Cimarron Valley Railroad

Overview
- Headquarters: Satanta, Kansas
- Reporting mark: CVR
- Locale: Kansas
- Dates of operation: 1996–present

Technical
- Track gauge: 4 ft 8+1⁄2 in (1,435 mm) standard gauge
- Length: 254 miles (409 kilometres)

= Cimarron Valley Railroad =

Railway in Kansas, U.S.

The Cimarron Valley Railroad was formed May 29, 1996 in Utah, United States. In that year it purchased from what was then Burlington Northern Santa Fe Railway (now BNSF Railway) trackage built c. 1912, being the former C.V. and Manter Subdivisions of the Atchison, Topeka and Santa Fe Railway tracks in Oklahoma, Colorado and Kansas.

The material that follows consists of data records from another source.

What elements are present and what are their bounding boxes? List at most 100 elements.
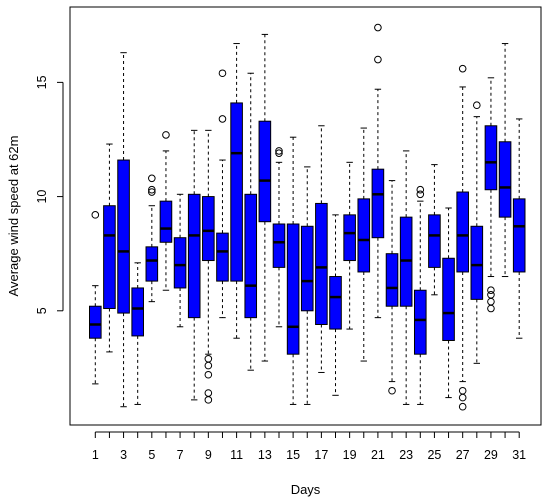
box-day-25 bbox=[428, 164, 441, 296]
plot-frame bbox=[69, 6, 542, 426]
box-day-16 bbox=[300, 166, 314, 405]
box-day-10 bbox=[216, 69, 229, 319]
x-tick-label: 1 bbox=[92, 448, 99, 462]
box-day-3 bbox=[117, 52, 130, 408]
x-tick-label: 25 bbox=[427, 448, 441, 462]
outlier-point bbox=[487, 291, 495, 299]
x-tick-label: 21 bbox=[371, 448, 385, 462]
box-body bbox=[456, 191, 469, 273]
x-tick-label: 31 bbox=[512, 448, 526, 462]
box-day-17 bbox=[315, 125, 328, 373]
outlier-point bbox=[374, 23, 382, 32]
y-axis-title: Average wind speed at 62m bbox=[6, 136, 21, 297]
box-body bbox=[173, 237, 187, 289]
outlier-point bbox=[162, 131, 170, 139]
box-body bbox=[272, 223, 286, 268]
box-body bbox=[187, 193, 201, 319]
x-tick-label: 17 bbox=[314, 448, 328, 462]
outlier-point bbox=[204, 370, 213, 379]
box-marks bbox=[89, 23, 526, 411]
y-tick-label: 10 bbox=[35, 190, 49, 204]
box-day-28 bbox=[470, 101, 484, 364]
outlier-point bbox=[204, 361, 213, 370]
outlier-point bbox=[218, 115, 227, 123]
outlier-point bbox=[91, 211, 100, 219]
outlier-point bbox=[388, 386, 396, 395]
outlier-point bbox=[218, 69, 227, 78]
box-day-31 bbox=[512, 118, 526, 339]
box-day-2 bbox=[103, 143, 116, 353]
outlier-point bbox=[148, 185, 156, 194]
box-body bbox=[428, 214, 441, 268]
outlier-point bbox=[487, 297, 495, 306]
box-day-23 bbox=[399, 150, 413, 405]
box-body bbox=[498, 141, 512, 218]
box-day-24 bbox=[413, 185, 427, 405]
box-day-18 bbox=[329, 214, 342, 396]
y-axis: 5 10 15 bbox=[35, 75, 64, 314]
x-axis-title: Days bbox=[291, 482, 321, 497]
x-tick-label: 9 bbox=[205, 448, 212, 462]
y-tick-label: 15 bbox=[35, 75, 49, 89]
outlier-point bbox=[458, 393, 467, 402]
box-body bbox=[117, 159, 130, 314]
x-tick-label: 5 bbox=[148, 448, 155, 462]
box-day-8 bbox=[187, 129, 201, 401]
box-day-26 bbox=[442, 207, 455, 399]
box-body bbox=[216, 232, 229, 282]
x-tick-label: 3 bbox=[120, 448, 127, 462]
box-day-30 bbox=[498, 43, 512, 278]
box-day-12 bbox=[244, 72, 258, 371]
box-day-4 bbox=[131, 262, 144, 405]
box-body bbox=[159, 200, 173, 243]
x-axis: 1 3 5 7 9 11 13 15 17 19 21 23 25 27 29 31 bbox=[92, 431, 526, 462]
x-tick-label: 11 bbox=[230, 448, 243, 462]
outlier-point bbox=[458, 386, 467, 395]
outlier-point bbox=[416, 185, 425, 194]
box-body bbox=[89, 305, 102, 339]
x-tick-label: 15 bbox=[286, 448, 300, 462]
outlier-point bbox=[487, 286, 495, 295]
outlier-point bbox=[374, 55, 382, 64]
outlier-point bbox=[458, 402, 467, 411]
box-body bbox=[103, 205, 116, 310]
x-tick-label: 27 bbox=[456, 448, 470, 462]
box-body bbox=[413, 289, 427, 355]
box-day-1 bbox=[89, 211, 102, 385]
box-day-22 bbox=[385, 180, 399, 395]
box-body bbox=[131, 287, 144, 337]
box-day-5 bbox=[145, 174, 159, 303]
x-tick-label: 23 bbox=[399, 448, 413, 462]
box-body bbox=[385, 253, 399, 307]
outlier-point bbox=[473, 101, 481, 110]
outlier-point bbox=[204, 389, 213, 397]
box-body bbox=[470, 225, 484, 300]
box-body bbox=[315, 202, 328, 325]
outlier-point bbox=[204, 396, 213, 404]
box-day-6 bbox=[159, 131, 173, 291]
box-body bbox=[484, 125, 498, 191]
box-body bbox=[512, 198, 526, 273]
box-day-9 bbox=[202, 129, 215, 404]
box-body bbox=[343, 214, 356, 262]
box-body bbox=[230, 102, 243, 282]
x-tick-label: 7 bbox=[177, 448, 184, 462]
box-body bbox=[286, 223, 300, 355]
outlier-point bbox=[148, 174, 156, 183]
box-body bbox=[300, 225, 314, 312]
box-body bbox=[371, 168, 385, 239]
box-day-21 bbox=[371, 23, 385, 319]
y-tick-label: 5 bbox=[35, 307, 49, 314]
box-body bbox=[357, 198, 371, 273]
box-day-20 bbox=[357, 127, 371, 362]
outlier-point bbox=[204, 354, 213, 363]
box-body bbox=[202, 196, 215, 262]
outlier-point bbox=[487, 304, 495, 313]
box-day-13 bbox=[258, 33, 272, 362]
box-day-14 bbox=[272, 147, 286, 328]
box-body bbox=[244, 193, 258, 319]
box-body bbox=[442, 257, 455, 341]
x-tick-label: 19 bbox=[343, 448, 357, 462]
outlier-point bbox=[416, 190, 425, 199]
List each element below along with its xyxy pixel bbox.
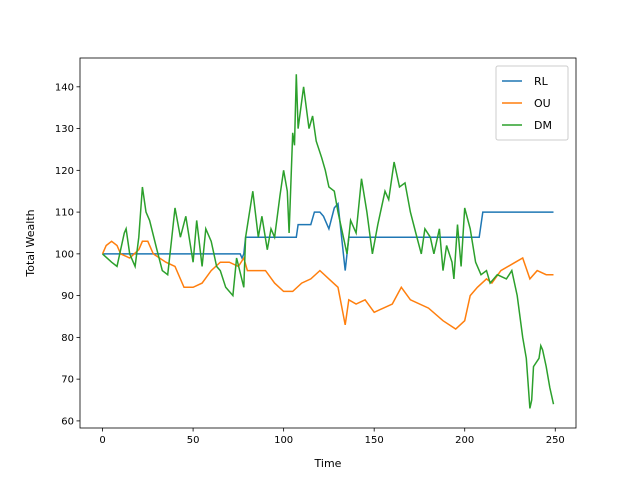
legend-label: DM xyxy=(534,119,552,132)
x-tick-label: 50 xyxy=(187,435,200,446)
line-series xyxy=(101,74,555,409)
legend-label: OU xyxy=(534,97,551,110)
line-series xyxy=(101,240,554,330)
x-tick-label: 150 xyxy=(365,435,384,446)
y-tick-label: 90 xyxy=(61,291,74,302)
x-tick-label: 200 xyxy=(455,435,474,446)
x-tick-label: 100 xyxy=(274,435,293,446)
y-tick-label: 80 xyxy=(61,333,74,344)
y-tick-label: 120 xyxy=(55,166,74,177)
y-tick-label: 100 xyxy=(55,249,74,260)
y-axis-label: Total Wealth xyxy=(24,209,37,277)
legend-box xyxy=(495,65,569,141)
y-tick-label: 130 xyxy=(55,124,74,135)
x-tick-label: 0 xyxy=(99,435,105,446)
y-tick-label: 110 xyxy=(55,208,74,219)
y-tick-label: 140 xyxy=(55,82,74,93)
y-tick-label: 60 xyxy=(61,416,74,427)
y-tick-label: 70 xyxy=(61,375,74,386)
axes-frame xyxy=(79,57,577,429)
x-tick-label: 250 xyxy=(546,435,565,446)
legend-label: RL xyxy=(534,75,549,88)
x-axis-label: Time xyxy=(314,457,342,470)
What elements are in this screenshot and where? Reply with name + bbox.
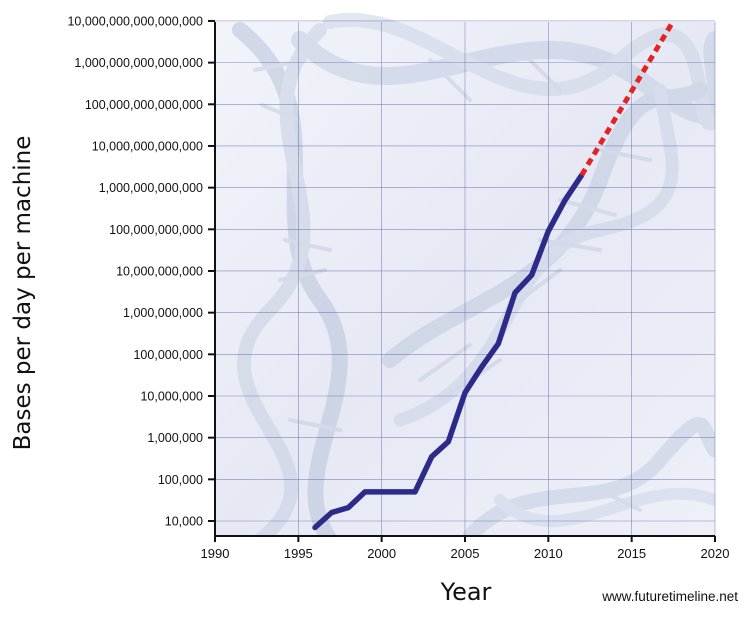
x-gridlines [298,22,716,536]
y-tick-label: 10,000 [165,515,203,529]
x-tick-label: 2005 [451,546,480,561]
x-tick-label: 1995 [284,546,313,561]
x-tick-label: 1990 [201,546,230,561]
y-tick-label: 100,000,000,000 [109,223,203,237]
y-gridlines [215,20,715,522]
y-tick-label: 10,000,000,000 [116,264,203,278]
y-tick-label: 10,000,000,000,000 [92,139,203,153]
y-tick-label: 100,000 [158,473,203,487]
y-tick-label: 1,000,000,000,000,000 [74,56,203,70]
series-layer [312,19,676,531]
credit-url: www.futuretimeline.net [601,589,738,604]
dna-helix-image [232,12,715,536]
y-tick-label: 10,000,000,000,000,000 [67,14,203,28]
x-tick-label: 2020 [701,546,730,561]
y-tick-label: 100,000,000,000,000 [85,98,203,112]
series-line-projection [579,19,676,177]
y-axis-title: Bases per day per machine [10,136,36,451]
y-tick-label: 100,000,000 [133,348,203,362]
x-tick-label: 2015 [617,546,646,561]
y-tick-label: 10,000,000 [140,389,203,403]
x-axis-ticks: 1990 1995 2000 2005 2010 2015 2020 [201,536,730,561]
x-axis-title: Year [440,578,492,606]
y-axis-ticks: 10,000 100,000 1,000,000 10,000,000 100,000,… [67,14,215,529]
series-line-actual [312,172,585,531]
y-tick-label: 1,000,000 [147,431,203,445]
x-tick-label: 2010 [534,546,563,561]
y-tick-label: 1,000,000,000 [123,306,203,320]
y-tick-label: 1,000,000,000,000 [99,181,203,195]
x-tick-label: 2000 [367,546,396,561]
plot-background [215,12,715,536]
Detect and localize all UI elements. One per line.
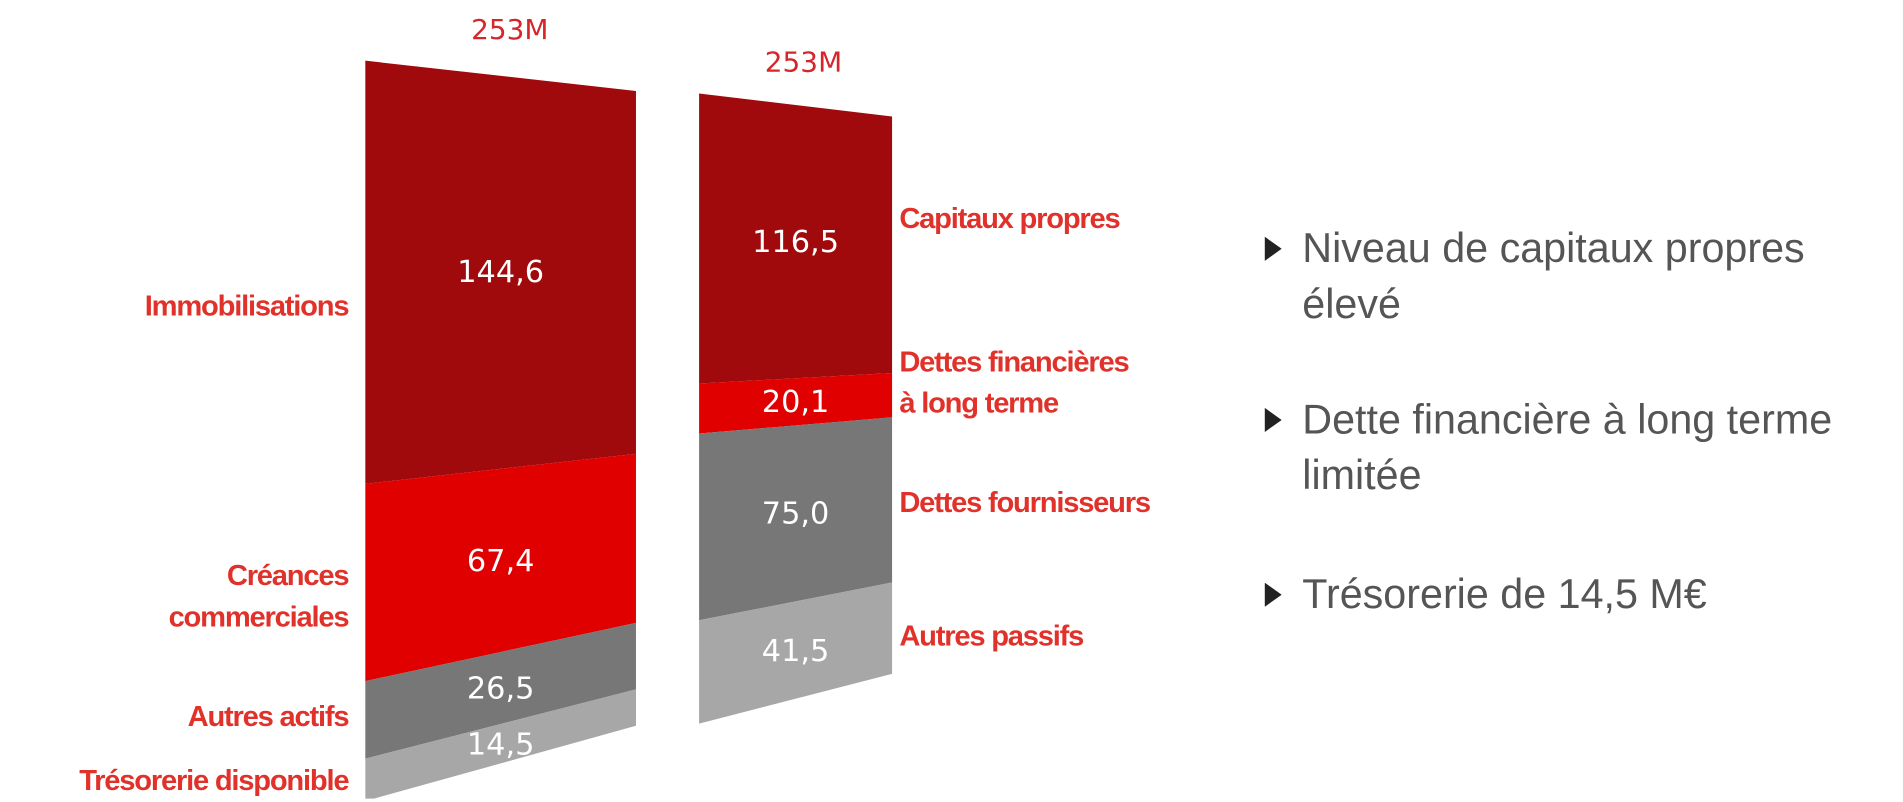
segment — [699, 417, 893, 621]
segment — [365, 453, 636, 682]
column-total: 253M — [471, 14, 549, 47]
bullet-text: Niveau de capitaux propres élevé — [1302, 225, 1805, 328]
bullet-marker — [1264, 407, 1282, 433]
segment-name: Trésorerie disponible — [79, 764, 349, 798]
bullet-item: Dette financière à long terme limitée — [1264, 392, 1903, 504]
segment-name: Autres actifs — [187, 700, 350, 734]
bullet-text: Dette financière à long terme limitée — [1302, 396, 1833, 499]
segment-name: Capitaux propres — [899, 202, 1120, 236]
segment-name: Dettes financières à long terme — [899, 345, 1129, 420]
value-label: 144,6 — [457, 254, 545, 290]
segment — [365, 60, 636, 484]
value-label: 14,5 — [466, 726, 535, 762]
bullet-item: Niveau de capitaux propres élevé — [1264, 221, 1903, 333]
column-total: 253M — [764, 47, 843, 79]
value-label: 75,0 — [761, 495, 830, 531]
value-label: 41,5 — [761, 632, 830, 668]
segment — [365, 689, 636, 799]
segment-name: Immobilisations — [144, 290, 350, 323]
bullet-text: Trésorerie de 14,5 M€ — [1302, 571, 1707, 618]
segment — [365, 622, 636, 759]
segment — [699, 93, 893, 384]
value-label: 26,5 — [466, 670, 535, 706]
segment — [699, 373, 893, 434]
segment — [699, 582, 893, 724]
segment-name: Créances commerciales — [168, 559, 350, 634]
segment-name: Dettes fournisseurs — [899, 486, 1151, 520]
bullet-marker — [1264, 236, 1282, 261]
segment-name: Autres passifs — [899, 620, 1084, 653]
value-label: 20,1 — [761, 384, 830, 420]
bullet-marker — [1264, 582, 1282, 607]
bullet-item: Trésorerie de 14,5 M€ — [1264, 567, 1903, 623]
value-label: 116,5 — [752, 224, 840, 260]
value-label: 67,4 — [466, 542, 535, 579]
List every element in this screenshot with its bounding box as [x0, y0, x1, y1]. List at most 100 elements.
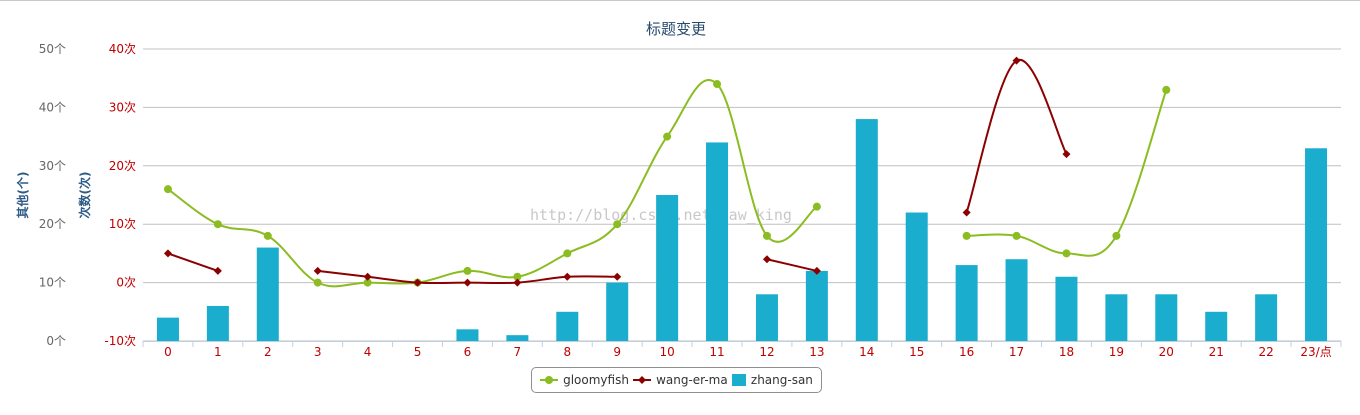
bar-zhang-san	[456, 329, 479, 341]
series-line-wang-er-ma	[965, 58, 1068, 213]
bar-zhang-san	[905, 212, 928, 341]
x-tick-label: 22	[1258, 345, 1273, 359]
bar-zhang-san	[1155, 294, 1178, 341]
y-tick-label-inner: 30次	[109, 100, 136, 114]
point-gloomyfish	[962, 231, 971, 240]
y-tick-label-inner: 20次	[109, 159, 136, 173]
point-gloomyfish	[163, 185, 172, 194]
point-gloomyfish	[313, 278, 322, 287]
point-wang-er-ma	[163, 249, 172, 258]
x-tick-label: 9	[613, 345, 621, 359]
point-wang-er-ma	[413, 278, 422, 287]
x-tick-label: 16	[959, 345, 974, 359]
x-tick-label: 3	[314, 345, 322, 359]
legend-label: zhang-san	[750, 373, 813, 387]
point-wang-er-ma	[1062, 150, 1071, 159]
bar-zhang-san	[606, 282, 629, 341]
legend-line-diamond-icon	[633, 376, 652, 384]
point-gloomyfish	[1012, 231, 1021, 240]
y-tick-label-inner: 0次	[116, 276, 136, 290]
y-axis-title-outer: 其他(个)	[15, 172, 30, 219]
point-gloomyfish	[812, 202, 821, 211]
point-wang-er-ma	[363, 272, 372, 281]
point-gloomyfish	[1062, 249, 1071, 258]
x-tick-label: 13	[809, 345, 824, 359]
y-tick-label-outer: 30个	[39, 159, 66, 173]
bar-zhang-san	[755, 294, 778, 341]
point-gloomyfish	[713, 80, 722, 89]
point-gloomyfish	[762, 231, 771, 240]
x-tick-label: 1	[214, 345, 222, 359]
bar-zhang-san	[805, 270, 828, 341]
y-tick-label-outer: 40个	[39, 100, 66, 114]
point-wang-er-ma	[962, 208, 971, 217]
point-wang-er-ma	[313, 266, 322, 275]
point-wang-er-ma	[762, 255, 771, 264]
x-tick-label: 10	[659, 345, 674, 359]
bar-zhang-san	[1255, 294, 1278, 341]
point-wang-er-ma	[563, 272, 572, 281]
x-tick-label: 21	[1209, 345, 1224, 359]
x-tick-label: 4	[364, 345, 372, 359]
legend-item-wang-er-ma[interactable]: wang-er-ma	[633, 373, 728, 387]
legend-item-zhang-san[interactable]: zhang-san	[731, 373, 813, 387]
bar-zhang-san	[1105, 294, 1128, 341]
point-gloomyfish	[513, 272, 522, 281]
y-tick-label-outer: 0个	[46, 334, 66, 348]
point-wang-er-ma	[1012, 56, 1021, 65]
y-tick-label-inner: -10次	[104, 334, 136, 348]
x-tick-label: 5	[414, 345, 422, 359]
bar-zhang-san	[1055, 276, 1078, 341]
x-tick-label: 18	[1059, 345, 1074, 359]
x-tick-label: 20	[1159, 345, 1174, 359]
legend: gloomyfish wang-er-ma zhang-san	[531, 367, 822, 393]
legend-label: wang-er-ma	[656, 373, 728, 387]
y-tick-label-outer: 10个	[39, 276, 66, 290]
y-tick-label-outer: 50个	[39, 42, 66, 56]
bar-zhang-san	[855, 119, 878, 341]
bar-zhang-san	[206, 305, 229, 341]
bar-zhang-san	[156, 317, 179, 341]
x-tick-label: 12	[759, 345, 774, 359]
x-tick-label: 6	[464, 345, 472, 359]
point-gloomyfish	[1162, 85, 1171, 94]
x-tick-label: 7	[514, 345, 522, 359]
legend-line-circle-icon	[540, 376, 559, 384]
point-gloomyfish	[663, 132, 672, 141]
x-tick-label: 14	[859, 345, 874, 359]
bar-zhang-san	[556, 311, 579, 341]
x-tick-label: 17	[1009, 345, 1024, 359]
legend-bar-icon	[731, 374, 746, 386]
point-gloomyfish	[363, 278, 372, 287]
legend-label: gloomyfish	[563, 373, 629, 387]
y-tick-label-inner: 40次	[109, 42, 136, 56]
y-axis-title-inner: 次数(次)	[77, 172, 92, 219]
bar-zhang-san	[706, 142, 729, 341]
point-gloomyfish	[563, 249, 572, 258]
x-tick-label: 2	[264, 345, 272, 359]
point-wang-er-ma	[513, 278, 522, 287]
bar-zhang-san	[955, 265, 978, 341]
legend-item-gloomyfish[interactable]: gloomyfish	[540, 373, 629, 387]
x-tick-label: 15	[909, 345, 924, 359]
series-line-gloomyfish	[966, 89, 1168, 257]
bar-zhang-san	[1205, 311, 1228, 341]
point-gloomyfish	[1112, 231, 1121, 240]
series-line-wang-er-ma	[766, 258, 818, 272]
bar-zhang-san	[1305, 148, 1328, 341]
point-wang-er-ma	[213, 266, 222, 275]
point-wang-er-ma	[812, 266, 821, 275]
x-tick-label: 19	[1109, 345, 1124, 359]
bar-zhang-san	[506, 335, 529, 341]
point-wang-er-ma	[613, 272, 622, 281]
point-gloomyfish	[263, 231, 272, 240]
bar-zhang-san	[656, 195, 679, 341]
top-border	[0, 0, 1360, 1]
x-tick-label: 23/点	[1300, 345, 1331, 359]
bar-zhang-san	[1005, 259, 1028, 341]
bar-zhang-san	[256, 247, 279, 341]
point-wang-er-ma	[463, 278, 472, 287]
x-tick-label: 0	[164, 345, 172, 359]
x-tick-label: 11	[709, 345, 724, 359]
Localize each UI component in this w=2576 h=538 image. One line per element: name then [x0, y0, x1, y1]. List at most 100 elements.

One line runs from Dodge City, Kansas, to Boise City, Oklahoma, the other from Satanta, Kansas, to Springfield, Colorado. The CVR runs a total of 254 miles of track primarily hauling agricultural commodities (such as wheat, corn, and milo), along with sand, cement, poles, pipe, and fertilizers. CVR was one of several short-line railroads operated by The Western Group of Ogden, Utah.

As of November 2009, the Kansas Department of Transportation and partners were planning a renovation and upgrade of the line.

On November 1, 2020, the CVR was purchased by Jaguar Transport Holdings.